The problem is exacerbated by both California’s ongoing drought and the shallowness of the lake: “Because the Salton Sea is so flat and shallow a vertical foot of drop can expose thousands of feet of horizontal playa,” or dry lake bed, explains Bruce Wilcox, an ecologist and the assistant secretary for Salton Sea policy, a recently created position within California’s Natural Resources Agency. As the playa is exposed, it dries quickly in the desert heat and sun; desert winds kick up the dust, creating a serious air-pollution problem. Imperial County, which houses the lake, currently has the highest asthma-hospitalization rates in the state. Because the lake has been used as an agricultural sump for more than a century, the dust also contains pesticides, and officials are concerned about the presence of potentially toxic heavy metals like arsenic.

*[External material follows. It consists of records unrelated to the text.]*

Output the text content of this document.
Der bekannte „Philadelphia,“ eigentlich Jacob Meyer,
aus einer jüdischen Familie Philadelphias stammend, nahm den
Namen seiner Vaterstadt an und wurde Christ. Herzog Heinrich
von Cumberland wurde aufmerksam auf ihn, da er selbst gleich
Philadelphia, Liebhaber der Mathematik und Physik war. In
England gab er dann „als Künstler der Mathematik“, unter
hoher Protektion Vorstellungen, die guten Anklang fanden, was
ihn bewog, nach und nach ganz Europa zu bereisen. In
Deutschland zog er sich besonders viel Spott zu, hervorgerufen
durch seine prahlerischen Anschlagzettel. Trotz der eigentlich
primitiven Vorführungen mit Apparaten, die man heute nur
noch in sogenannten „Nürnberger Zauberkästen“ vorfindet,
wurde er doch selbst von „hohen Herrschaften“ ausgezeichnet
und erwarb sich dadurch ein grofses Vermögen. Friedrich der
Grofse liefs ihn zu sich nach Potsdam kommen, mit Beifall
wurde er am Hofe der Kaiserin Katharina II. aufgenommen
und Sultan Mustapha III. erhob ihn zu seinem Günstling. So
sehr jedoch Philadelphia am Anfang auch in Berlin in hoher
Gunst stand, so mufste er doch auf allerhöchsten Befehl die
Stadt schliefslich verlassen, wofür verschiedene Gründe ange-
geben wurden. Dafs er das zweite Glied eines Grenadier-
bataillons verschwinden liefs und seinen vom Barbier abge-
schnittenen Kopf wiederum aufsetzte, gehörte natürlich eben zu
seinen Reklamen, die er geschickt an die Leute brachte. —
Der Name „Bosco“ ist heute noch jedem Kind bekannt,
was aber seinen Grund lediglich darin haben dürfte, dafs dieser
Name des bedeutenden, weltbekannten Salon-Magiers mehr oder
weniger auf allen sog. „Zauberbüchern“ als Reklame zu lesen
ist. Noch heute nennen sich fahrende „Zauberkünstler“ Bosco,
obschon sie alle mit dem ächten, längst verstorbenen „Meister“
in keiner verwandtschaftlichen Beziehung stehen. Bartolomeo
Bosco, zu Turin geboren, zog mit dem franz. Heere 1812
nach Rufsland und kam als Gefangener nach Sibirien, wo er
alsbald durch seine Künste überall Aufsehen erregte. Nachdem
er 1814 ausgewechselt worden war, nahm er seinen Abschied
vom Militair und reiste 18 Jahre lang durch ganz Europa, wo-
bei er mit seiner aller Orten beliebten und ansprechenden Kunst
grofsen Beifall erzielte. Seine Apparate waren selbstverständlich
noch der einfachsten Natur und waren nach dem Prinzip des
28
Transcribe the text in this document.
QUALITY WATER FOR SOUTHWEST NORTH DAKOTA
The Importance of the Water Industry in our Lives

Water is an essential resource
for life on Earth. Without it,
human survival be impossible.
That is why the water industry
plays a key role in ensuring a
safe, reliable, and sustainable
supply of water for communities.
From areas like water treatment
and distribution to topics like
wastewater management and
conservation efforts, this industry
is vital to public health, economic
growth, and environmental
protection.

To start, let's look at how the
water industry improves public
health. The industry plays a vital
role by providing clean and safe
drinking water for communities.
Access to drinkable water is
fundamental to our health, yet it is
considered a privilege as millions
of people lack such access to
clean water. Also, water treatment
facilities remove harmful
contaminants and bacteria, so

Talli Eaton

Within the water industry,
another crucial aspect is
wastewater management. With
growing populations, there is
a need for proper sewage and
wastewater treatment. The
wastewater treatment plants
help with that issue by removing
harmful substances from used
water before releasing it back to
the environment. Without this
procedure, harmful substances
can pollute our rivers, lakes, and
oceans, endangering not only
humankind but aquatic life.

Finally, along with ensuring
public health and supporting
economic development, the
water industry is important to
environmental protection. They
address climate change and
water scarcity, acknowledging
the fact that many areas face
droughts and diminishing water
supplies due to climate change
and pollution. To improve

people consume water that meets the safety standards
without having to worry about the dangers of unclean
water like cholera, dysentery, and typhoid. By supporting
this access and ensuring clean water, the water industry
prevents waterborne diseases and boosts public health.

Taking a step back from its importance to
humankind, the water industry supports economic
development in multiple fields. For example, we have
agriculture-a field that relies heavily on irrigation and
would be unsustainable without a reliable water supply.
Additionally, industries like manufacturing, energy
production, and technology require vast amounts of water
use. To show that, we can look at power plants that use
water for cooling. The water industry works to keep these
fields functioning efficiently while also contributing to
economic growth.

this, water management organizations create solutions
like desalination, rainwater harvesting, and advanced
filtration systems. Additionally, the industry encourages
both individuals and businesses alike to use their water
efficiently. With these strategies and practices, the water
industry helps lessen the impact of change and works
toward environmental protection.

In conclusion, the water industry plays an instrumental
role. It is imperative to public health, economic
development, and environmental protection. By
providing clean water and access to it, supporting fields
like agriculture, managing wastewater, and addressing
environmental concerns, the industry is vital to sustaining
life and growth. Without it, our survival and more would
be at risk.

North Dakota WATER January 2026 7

But the window of time to do anything about it—and save the lake from ecological crisis—is rapidly closing.
Straddling Coachella and Imperial counties, the Salton Sea covers a desert region south of Palm Springs and north of the Mexican border. At 235 feet below sea level, the Salton Sea occupies what was once known as the Salton Sink, a forbidding sunken expanse of ancient dry lake bed with a black mud sub-surface that made crossings treacherous. The area was generally avoided until the end of the 19th century, when land developers realized that the area’s alluvial soil and the hot climate would, with irrigation from the nearby Colorado River, produce valuable farmland. A series of canals were built and water flowed in; soon, more than 10,000 farmers and farm workers relocated to the Salton Sink, now grandly rechristened the Imperial Valley, and quickly put 100,000 acres of land under cultivation.
In the spring of 1905, following extreme rains, the Colorado River flooded and blew out a weakly constructed irrigation canal. All efforts to seal the breach failed—for 18 months, the river continued to flood into the Salton Sink, filling it up with fresh water like an enormous shallow tub. The Southern Pacific Railroad, which had extensive rail interests in the area, jumped in and for two weeks stopped rail traffic in California in order to divert all rolling stock to Salton Sink. Two thousand workers dumped more than 3,000 specially constructed railroad cars full of boulders, wood, and dirt into the flooded canal. The scheme worked: The Colorado River once again resumed its former course into the Sea of Cortez. The lake left behind by the flooding wasn’t deep, but it was enormous, covering nearly a thousand square miles of land. The Salton Sea, as the lake was now called, was more or less left alone for the next several decades; runoff from the Imperial Valley’s huge farm areas offset much of the heavy annual evaporation rate and kept the lake viable.
In the 1950’s, with the rising popularity of the nearby desert resort of Palm Springs, developers once again saw opportunity in the Salton Sea. Towns like Salton City and Bombay Beach cropped up along its shoreline, along with resorts catering to tourists interested in water sports, fishing, and swimming. Meanwhile, fish that had been introduced to the lake were flourishing, and by the late 1950’s the Salton Sea was the most productive fishery in California. At its peak, the Salton Sea was drawing 1.5 million visitors annually, more than Yosemite.
Unfortunately, little thought and few resources were devoted to the management of this accidental lake. As a terminal lake, the Salton Sea lacks any outflow, and in the late 1970s a series of heavy tropical storms caused the water level to rapidly rise and flood its banks. The surrounding towns and businesses were severely damaged, many beyond repair, and tourism began to shift away. In the 1990s the lake began to recede dramatically, stranding many of the remaining residences and businesses, as changing water management priorities diverted more water from agricultural areas to cities.